Melbourne’s Early Fire Brigades: Part 2
Below is an exert from the story of Mr J. T. Wilkins upon his retirement as a fireman in 1940.
Richmond City Fire Brigade.
The original Richmond Fire Brigade was established around 1852, being one of the oldest in the Melbourne district. It received its first engine (water pump) and ‘appurtenances’ in 1855 from insurance companies. In 1865 it was reported that there was both an old and new brigade. Five years later in 1870 the Volunteers (the old) were disbanded due to council interference . In 1871 the ‘new’ brigade organised by the council managed to put out a fire in St Stephen’s Church without spoiling the recently purchased organ! However, this brigade did not last long and in 1872 there was a “newly formed” Richmond Fire Brigade. In 1874 this consisted of 12 paid firemen.

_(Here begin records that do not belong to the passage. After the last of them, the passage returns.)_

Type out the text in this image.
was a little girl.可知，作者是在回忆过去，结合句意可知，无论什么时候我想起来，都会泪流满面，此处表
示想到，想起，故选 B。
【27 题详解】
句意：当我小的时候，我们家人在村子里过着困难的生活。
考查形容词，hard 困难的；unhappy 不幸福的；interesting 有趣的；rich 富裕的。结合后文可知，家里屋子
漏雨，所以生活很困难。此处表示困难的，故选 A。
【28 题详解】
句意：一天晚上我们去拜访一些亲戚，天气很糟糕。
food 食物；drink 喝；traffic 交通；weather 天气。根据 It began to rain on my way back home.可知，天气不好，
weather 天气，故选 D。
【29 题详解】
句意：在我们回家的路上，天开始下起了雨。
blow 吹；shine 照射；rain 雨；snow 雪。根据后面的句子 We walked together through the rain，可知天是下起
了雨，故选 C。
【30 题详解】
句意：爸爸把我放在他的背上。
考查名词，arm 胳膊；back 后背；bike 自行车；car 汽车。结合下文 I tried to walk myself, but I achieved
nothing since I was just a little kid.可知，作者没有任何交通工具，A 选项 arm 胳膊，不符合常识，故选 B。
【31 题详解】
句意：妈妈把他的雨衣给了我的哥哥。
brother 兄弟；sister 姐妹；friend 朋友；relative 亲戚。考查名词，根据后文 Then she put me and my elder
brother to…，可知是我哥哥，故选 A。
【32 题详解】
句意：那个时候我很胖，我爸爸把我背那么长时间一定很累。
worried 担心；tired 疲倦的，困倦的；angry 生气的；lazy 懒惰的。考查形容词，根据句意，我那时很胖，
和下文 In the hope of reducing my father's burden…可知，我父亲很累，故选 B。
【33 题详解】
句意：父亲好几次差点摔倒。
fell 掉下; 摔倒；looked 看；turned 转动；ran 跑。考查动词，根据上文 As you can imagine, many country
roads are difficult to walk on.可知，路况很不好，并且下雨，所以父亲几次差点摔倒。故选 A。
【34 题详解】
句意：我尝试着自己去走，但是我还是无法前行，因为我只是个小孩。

As they were paid per fire attended, coincidentally there seemed to be an increase in the number of fires! As this was costing the council a lot of money, the council changed the brigade to be partly staffed by volunteers. The number of fires dropped off! However, there was resentment from the volunteers that they were not being paid as were their professional colleagues. Therefore the brigade was re-reformed as volunteer only.
In 1883 the Richmond City Fire Brigade was first mentioned, operating along with the Richmond Volunteer Fire Brigade. I’m not sure if the volunteer unit existed after 1889, but the ‘City’ brigade existed until the formation of the MFB.